In planning a garage sale, there are a number of things to decide. The time and place are usually the first thing settled. If the sale will be outdoors, naturally the weather must be considered. Though you cannot control the weather, you can plan around it a bit by setting things in a garage or sheltered area. When considering the location, consider whether friends and others in your neighbourhood, condominium or some other "community" you are active in (e.g., your church or synagogue), might be interested in having a sale at the same time. Organizing such an event might take a bit more effort, but it will probably pay off both in terms of the number of buyers who show up and in creating a sense of community. And, if you have children, why not set up a lemonade stand for them? That will help keep them close by and interested.
Sometimes local shops, churches or libraries have community bulletin boards for people to advertise such events. Sometimes people just tape flyers to non-moving surfaces near the place of sale. Whatever means of advertising you choose - be sure to put the date, time and location!
On the day of the sale you will need some sort of cash box and lots of change. Though the items you are selling might be low priced, buyers do not necessarily have exact change. An, if they just stopped at their bank machine, they might not have anything smaller than a twenty dollar bill and to make the sale you'll have to make change! Also, you should have bags, boxes and paper to wrap items you have sold.
The Finer Points
It is a matter of personal preference whether you mark a price on every item. If you have many items and many people helping you sell, you will probably want to have the items marked. Of course, people will still try to barter, but if you have taken the time to price all the items, even when you are busy during the sale you will know what you though the item was worth and what you hoped to receive for it.

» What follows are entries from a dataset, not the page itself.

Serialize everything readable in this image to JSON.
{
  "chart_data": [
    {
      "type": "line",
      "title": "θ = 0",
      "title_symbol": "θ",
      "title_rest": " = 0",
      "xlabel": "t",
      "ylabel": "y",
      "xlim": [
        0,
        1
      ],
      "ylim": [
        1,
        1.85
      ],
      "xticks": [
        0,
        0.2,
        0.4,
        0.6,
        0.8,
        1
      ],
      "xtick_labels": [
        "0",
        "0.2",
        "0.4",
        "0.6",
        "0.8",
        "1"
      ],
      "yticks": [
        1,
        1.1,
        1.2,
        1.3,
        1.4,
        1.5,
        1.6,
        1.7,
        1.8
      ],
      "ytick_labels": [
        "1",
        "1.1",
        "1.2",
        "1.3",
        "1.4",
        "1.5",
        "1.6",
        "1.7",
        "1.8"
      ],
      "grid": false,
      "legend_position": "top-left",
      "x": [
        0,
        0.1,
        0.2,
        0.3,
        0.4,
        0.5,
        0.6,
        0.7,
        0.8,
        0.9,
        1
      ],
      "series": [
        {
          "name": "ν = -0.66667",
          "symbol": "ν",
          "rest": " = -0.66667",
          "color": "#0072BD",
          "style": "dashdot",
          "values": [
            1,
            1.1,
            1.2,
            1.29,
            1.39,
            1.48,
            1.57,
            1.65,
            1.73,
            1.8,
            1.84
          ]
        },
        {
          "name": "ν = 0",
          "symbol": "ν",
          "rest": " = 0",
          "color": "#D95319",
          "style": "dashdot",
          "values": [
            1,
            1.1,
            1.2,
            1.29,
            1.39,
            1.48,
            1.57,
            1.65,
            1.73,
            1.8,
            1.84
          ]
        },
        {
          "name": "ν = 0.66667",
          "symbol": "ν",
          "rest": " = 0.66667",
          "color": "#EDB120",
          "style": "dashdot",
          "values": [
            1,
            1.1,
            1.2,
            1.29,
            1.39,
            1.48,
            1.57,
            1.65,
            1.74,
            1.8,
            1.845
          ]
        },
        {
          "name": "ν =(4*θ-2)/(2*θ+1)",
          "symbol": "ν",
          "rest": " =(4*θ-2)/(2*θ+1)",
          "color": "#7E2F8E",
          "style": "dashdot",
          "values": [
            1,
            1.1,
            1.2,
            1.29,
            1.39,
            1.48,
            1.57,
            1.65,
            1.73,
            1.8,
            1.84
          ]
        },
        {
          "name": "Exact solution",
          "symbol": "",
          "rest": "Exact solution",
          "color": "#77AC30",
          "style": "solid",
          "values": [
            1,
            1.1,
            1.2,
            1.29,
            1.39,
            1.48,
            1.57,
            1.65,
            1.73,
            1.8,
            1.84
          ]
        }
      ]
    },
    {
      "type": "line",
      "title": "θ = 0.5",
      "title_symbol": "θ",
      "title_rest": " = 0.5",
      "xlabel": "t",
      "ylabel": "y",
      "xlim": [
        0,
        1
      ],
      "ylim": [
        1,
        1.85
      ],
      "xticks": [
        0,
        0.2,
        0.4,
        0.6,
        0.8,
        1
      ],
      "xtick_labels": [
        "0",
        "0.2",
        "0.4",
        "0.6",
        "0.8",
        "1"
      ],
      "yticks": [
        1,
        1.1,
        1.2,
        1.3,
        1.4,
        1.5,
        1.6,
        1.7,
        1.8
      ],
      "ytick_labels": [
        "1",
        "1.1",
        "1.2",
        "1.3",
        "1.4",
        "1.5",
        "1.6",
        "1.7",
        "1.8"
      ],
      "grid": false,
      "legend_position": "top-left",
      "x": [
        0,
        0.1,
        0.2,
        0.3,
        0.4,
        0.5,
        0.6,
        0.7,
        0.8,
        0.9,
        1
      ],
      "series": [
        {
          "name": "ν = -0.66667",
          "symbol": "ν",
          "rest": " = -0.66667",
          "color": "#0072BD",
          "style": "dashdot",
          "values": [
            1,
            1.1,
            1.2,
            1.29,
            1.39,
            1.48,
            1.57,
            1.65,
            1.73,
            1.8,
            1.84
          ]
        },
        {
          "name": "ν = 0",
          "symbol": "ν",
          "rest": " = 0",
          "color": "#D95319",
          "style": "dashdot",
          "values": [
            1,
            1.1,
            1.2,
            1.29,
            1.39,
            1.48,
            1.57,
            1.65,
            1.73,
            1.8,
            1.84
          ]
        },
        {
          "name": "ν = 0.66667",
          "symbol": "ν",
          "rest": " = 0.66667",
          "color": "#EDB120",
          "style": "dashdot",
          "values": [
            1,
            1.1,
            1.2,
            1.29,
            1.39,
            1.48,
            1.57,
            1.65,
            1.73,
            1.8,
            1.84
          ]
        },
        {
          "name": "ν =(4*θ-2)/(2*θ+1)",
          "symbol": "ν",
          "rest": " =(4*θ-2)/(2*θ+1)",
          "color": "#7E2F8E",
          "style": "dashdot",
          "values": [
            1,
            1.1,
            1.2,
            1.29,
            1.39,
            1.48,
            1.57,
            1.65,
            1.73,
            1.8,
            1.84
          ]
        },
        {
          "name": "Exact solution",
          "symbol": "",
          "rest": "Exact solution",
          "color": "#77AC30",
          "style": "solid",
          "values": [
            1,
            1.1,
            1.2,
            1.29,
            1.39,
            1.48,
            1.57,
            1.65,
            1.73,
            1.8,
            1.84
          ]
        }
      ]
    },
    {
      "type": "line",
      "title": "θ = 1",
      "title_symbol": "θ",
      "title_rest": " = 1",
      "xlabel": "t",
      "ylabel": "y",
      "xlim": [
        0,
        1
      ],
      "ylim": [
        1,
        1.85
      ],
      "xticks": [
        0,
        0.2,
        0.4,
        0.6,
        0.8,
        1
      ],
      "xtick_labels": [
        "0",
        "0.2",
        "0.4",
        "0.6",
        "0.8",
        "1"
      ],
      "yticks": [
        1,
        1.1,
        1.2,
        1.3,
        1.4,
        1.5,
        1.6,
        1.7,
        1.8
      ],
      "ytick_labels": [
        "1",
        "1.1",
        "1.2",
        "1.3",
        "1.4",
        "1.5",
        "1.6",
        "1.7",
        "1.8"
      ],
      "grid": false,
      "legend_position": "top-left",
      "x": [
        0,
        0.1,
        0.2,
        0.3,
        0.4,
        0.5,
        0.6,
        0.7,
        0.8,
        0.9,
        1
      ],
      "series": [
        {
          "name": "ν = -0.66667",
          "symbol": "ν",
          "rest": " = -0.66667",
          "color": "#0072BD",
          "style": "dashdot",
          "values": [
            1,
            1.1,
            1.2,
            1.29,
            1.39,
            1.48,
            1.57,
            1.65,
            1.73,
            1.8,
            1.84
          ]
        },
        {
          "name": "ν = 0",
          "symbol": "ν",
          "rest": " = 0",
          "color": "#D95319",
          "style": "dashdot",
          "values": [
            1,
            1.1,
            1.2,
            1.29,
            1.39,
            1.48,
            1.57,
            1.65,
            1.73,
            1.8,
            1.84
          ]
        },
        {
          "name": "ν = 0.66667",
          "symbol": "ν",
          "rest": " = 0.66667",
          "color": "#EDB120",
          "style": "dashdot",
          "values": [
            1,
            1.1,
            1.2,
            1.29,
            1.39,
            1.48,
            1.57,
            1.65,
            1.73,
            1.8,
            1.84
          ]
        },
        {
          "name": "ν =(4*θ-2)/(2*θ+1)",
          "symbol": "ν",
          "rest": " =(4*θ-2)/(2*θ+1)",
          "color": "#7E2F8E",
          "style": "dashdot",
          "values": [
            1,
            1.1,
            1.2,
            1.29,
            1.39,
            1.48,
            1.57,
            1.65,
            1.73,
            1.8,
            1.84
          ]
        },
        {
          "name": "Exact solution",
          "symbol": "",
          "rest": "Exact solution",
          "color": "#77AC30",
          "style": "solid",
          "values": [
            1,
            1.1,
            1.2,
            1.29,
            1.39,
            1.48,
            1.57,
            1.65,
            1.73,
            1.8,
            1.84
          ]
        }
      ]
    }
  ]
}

And think about display - how neatly items are displayed matters. Veteran sellers will tell you that clothes sell better if they are neatly hung on hangers or on a line. And it is a good idea to sort items by category - putting all clothes in one place, sports equipment together, toys in one area, etc.
Garage Sale Etiquette
Though a garage or lawn sale is not a particular formal event, there are certain ground rules that buyers are expected to follow. Veteran garage sale shoppers have been known to show up very early for advertised sales - often hours ahead of the advertised start - sometimes even the night before. The theory is that all the "good stuff" goes quickly. While there might be some truth to that - having people show up very early can interfere with the seller's setting-up activity and it is unfair to others who abide by the "rules". To even out the playing field a bit, some sellers charge a premium to those who show up wishing to buy before the appointed time - and it can be a hefty premium - often double the asking price!
Rags to Riches
Chances are you will not end up getting rich from a garage sale. But, you can make a bit of money and a bit of space, not to mention that you will make those who found your treasures (and who'll put them to good use) very happy!